For all the material in Claude Lanzmann’s landmark, nine-and-a-half hour Shoah (1985), the director excised one of his most compelling interviews. Watching The Last Of The Unjust, it’s easy to see why he felt this particular encounter might warrant a movie of its own. The film is built around the director’s 1975 meeting in Rome with Benjamin Murmelstein, a Vienna rabbi who became the chief Jewish elder at Theresienstadt, the “model” camp outside of Prague that the Nazis used propagandistically, to show off their “humane” treatment of the Jews. As the main liaison between the ghetto’s Jews and the Nazis running the camp, Murmelstein faced charges of being a collaborator (but was ultimately never prosecuted). Having died in 1989, he remains a controversial and contradictory figure. Squat, bullish, and hardly central casting’s idea of rabbinical, he exudes charisma, using the interview to offer a vigorous defense of his actions during the war—and, even, as Lanzmann suggests, the extent to which he saw the camp’s survival as inextricably linked with his own.
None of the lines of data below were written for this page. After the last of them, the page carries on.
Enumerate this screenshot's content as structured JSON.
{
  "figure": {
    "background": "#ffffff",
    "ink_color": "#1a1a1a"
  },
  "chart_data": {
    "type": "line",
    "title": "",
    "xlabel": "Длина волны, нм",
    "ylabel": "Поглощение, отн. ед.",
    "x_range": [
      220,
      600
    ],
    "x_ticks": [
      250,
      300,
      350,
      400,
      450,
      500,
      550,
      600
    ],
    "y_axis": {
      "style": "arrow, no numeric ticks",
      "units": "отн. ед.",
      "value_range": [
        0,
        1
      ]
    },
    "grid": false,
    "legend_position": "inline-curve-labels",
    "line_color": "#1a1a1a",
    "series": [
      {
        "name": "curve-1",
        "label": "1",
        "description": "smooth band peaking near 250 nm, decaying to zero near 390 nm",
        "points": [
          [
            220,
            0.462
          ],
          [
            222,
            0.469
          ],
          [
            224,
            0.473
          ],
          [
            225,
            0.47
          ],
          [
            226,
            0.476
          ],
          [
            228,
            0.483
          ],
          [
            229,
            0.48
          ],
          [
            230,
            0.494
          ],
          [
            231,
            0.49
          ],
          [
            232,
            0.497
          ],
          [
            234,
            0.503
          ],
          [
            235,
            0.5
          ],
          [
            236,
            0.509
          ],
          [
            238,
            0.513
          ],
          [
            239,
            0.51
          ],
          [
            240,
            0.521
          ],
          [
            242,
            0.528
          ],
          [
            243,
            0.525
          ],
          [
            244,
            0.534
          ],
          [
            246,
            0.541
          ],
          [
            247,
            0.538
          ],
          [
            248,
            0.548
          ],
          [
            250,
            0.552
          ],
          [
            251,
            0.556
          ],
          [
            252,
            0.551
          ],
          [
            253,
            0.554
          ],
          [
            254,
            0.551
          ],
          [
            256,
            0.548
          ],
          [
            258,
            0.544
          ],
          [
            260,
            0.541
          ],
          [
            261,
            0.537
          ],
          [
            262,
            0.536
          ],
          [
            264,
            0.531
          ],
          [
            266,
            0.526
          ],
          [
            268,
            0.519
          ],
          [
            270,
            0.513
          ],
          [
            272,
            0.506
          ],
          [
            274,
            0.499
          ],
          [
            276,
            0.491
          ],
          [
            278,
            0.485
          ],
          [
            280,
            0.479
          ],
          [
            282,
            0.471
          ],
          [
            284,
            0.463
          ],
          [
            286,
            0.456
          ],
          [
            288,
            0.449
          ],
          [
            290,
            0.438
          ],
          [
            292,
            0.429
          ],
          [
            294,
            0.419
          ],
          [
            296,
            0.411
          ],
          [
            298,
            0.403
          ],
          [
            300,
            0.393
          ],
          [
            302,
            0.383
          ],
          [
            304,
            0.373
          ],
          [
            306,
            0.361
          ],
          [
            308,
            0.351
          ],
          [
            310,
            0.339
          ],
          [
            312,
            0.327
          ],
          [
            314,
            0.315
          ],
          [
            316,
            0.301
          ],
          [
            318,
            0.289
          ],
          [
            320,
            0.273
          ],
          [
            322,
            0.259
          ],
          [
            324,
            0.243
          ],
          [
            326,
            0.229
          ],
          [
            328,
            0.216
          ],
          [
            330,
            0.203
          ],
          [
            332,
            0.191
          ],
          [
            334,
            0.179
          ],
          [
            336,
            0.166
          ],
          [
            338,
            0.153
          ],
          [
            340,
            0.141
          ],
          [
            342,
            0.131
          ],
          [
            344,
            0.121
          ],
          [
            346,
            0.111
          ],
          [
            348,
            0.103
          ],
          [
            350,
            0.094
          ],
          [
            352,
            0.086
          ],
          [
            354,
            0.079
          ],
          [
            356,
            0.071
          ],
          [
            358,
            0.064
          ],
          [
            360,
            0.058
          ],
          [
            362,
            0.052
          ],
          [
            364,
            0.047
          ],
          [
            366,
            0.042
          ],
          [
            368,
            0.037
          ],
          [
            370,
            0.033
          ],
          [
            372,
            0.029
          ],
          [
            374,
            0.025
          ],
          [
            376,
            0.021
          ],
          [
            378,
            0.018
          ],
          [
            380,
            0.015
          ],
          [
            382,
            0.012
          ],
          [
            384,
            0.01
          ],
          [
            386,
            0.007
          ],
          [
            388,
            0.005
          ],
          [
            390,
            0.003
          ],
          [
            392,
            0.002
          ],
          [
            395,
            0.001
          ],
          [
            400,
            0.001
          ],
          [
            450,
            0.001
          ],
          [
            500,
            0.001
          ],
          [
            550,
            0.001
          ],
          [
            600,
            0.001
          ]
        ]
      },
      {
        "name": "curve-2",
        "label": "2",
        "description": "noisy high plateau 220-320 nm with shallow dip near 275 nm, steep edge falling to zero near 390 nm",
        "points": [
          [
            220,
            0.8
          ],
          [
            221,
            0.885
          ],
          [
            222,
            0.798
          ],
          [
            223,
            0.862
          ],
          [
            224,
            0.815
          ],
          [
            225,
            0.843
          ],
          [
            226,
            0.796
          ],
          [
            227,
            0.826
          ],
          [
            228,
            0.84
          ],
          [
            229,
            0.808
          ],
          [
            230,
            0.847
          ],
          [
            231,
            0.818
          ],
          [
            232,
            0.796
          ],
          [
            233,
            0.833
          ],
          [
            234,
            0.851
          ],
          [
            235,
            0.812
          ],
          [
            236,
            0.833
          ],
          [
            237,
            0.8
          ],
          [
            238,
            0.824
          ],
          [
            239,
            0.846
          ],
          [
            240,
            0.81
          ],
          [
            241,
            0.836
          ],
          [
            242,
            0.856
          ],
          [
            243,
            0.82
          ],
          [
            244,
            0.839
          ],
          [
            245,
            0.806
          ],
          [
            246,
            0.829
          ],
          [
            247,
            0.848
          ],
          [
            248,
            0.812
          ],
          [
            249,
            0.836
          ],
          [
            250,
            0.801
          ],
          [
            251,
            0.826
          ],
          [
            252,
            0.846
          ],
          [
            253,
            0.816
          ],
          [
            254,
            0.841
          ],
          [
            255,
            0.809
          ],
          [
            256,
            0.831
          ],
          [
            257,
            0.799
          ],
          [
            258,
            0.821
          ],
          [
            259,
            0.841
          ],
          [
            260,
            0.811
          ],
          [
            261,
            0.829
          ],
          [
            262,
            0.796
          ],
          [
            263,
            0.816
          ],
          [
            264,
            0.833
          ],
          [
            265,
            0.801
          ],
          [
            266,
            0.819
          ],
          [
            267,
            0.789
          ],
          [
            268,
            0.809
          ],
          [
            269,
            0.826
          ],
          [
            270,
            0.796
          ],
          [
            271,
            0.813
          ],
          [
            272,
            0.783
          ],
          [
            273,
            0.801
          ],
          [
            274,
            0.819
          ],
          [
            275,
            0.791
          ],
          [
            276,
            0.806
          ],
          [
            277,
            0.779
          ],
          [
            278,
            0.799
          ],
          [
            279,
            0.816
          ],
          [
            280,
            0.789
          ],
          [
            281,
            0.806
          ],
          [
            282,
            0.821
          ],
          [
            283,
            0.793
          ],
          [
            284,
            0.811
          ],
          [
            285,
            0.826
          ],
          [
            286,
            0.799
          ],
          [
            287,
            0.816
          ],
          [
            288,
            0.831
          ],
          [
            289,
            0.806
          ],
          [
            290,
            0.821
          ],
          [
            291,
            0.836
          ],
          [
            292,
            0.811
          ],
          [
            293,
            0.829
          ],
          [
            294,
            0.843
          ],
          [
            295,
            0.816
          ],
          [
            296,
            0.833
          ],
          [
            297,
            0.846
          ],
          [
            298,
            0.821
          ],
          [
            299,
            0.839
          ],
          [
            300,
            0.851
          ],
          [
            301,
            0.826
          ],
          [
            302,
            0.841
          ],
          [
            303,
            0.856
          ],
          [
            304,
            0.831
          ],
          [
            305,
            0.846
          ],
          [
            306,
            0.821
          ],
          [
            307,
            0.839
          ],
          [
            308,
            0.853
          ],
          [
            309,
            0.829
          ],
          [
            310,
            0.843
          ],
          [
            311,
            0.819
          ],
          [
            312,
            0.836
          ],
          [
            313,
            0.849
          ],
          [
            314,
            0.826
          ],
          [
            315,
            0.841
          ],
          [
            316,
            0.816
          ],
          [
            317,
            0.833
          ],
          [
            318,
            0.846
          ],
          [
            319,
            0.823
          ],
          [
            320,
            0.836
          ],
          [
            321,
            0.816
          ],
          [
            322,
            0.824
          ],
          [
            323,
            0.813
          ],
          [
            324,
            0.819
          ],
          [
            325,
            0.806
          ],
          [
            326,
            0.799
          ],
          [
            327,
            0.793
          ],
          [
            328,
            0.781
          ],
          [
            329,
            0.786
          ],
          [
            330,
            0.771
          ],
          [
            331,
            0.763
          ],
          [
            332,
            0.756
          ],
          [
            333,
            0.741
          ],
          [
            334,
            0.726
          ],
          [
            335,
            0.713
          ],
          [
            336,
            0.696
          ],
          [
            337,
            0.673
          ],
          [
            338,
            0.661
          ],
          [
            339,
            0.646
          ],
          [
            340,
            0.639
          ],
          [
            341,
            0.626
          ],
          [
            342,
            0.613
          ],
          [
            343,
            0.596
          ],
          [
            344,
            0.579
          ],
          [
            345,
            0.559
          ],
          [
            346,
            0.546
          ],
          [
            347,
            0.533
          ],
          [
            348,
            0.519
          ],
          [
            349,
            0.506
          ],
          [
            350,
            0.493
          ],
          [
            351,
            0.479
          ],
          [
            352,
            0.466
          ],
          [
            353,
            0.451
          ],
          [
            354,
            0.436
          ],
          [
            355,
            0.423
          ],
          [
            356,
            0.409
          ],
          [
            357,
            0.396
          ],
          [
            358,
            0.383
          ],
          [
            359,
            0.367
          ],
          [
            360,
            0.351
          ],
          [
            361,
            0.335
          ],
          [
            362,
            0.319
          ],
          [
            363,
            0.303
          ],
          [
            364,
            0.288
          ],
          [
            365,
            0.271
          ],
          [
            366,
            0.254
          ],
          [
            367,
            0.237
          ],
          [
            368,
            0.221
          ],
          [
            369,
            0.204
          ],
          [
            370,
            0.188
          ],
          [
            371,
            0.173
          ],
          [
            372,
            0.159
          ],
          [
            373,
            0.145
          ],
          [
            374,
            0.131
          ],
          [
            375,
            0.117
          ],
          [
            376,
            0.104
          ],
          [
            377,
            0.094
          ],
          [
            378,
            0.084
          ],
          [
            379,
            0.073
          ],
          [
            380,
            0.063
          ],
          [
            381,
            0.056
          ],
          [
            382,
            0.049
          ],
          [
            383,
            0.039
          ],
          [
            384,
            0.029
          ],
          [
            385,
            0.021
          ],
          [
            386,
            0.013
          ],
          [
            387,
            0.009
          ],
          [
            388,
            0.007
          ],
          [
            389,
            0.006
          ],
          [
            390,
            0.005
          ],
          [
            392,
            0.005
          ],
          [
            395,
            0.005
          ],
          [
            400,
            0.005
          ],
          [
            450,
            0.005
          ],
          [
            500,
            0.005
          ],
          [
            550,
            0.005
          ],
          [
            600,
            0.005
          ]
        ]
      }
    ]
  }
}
As one of Vienna’s Jewish leaders, he had his initial encounters with Nazi leadership while providing research for Adolf Eichmann. (Apart from relaying startling personal anecdotes, he feels Eichmann’s trial was woefully inadequate as an accounting of the man’s crimes, dismissing Hannah Arendt’s notion of the banality of evil.) Murmelstein admits he had a chance to depart for the U.K. or America, but disregarded it. Did he desire power, Lanzmann asks? “I don’t want to be a hypocrite by saying that I didn’t,” Murmelstein replies. He explains how he helped Jews escape at a time when there were still paths to emigration. On his role at Theresienstadt, he compares himself to Sancho Panza—“pragmatic and calculating while others are tilting at windmills.” He defends his spearheading of a 70-hour work week at a point when the camp had fallen into disrepair, reasoning that if the ghetto could be shown off as productive, it would remain open, and Theresienstadt was better than the alternative.

Through a certain lens, it’s clear how some of Murmelstein’s actions can be seen as heroic, but there’s also a technocrat’s pride in his recollections. “Anyone would think that you feel nothing as you talk about Theresienstadt,” the director finally exclaims. “You focused on the organizational aspects.” But of course, becoming inured to horror is just one method of staying alive. Lanzmann has supplemented this 38-year-old footage with present-day visits to the locations discussed, from Vienna to Theresienstadt to Poland’s Nisko, a little-known site that marked a critical step in the development of the concentration camp. As in Shoah, Lanzmann sometimes handles this material obliquely, circling back to the subject at hand, and the director’s authorial intrusions—with long scenes of him reading from notes and Murmelstein’s book—are perhaps not strictly necessary. The film is fundamentally a dialogue founded on mutual admiration, a quality Lanzmann foregrounds in the movie’s closing minutes. The Last Of The Unjust is demanding but fascinating, both as history and as an intellectual volley on the lure of power, the ambiguities of perspective, and the difficulty of claiming moral high ground in a context where matters of life and death are so precarious.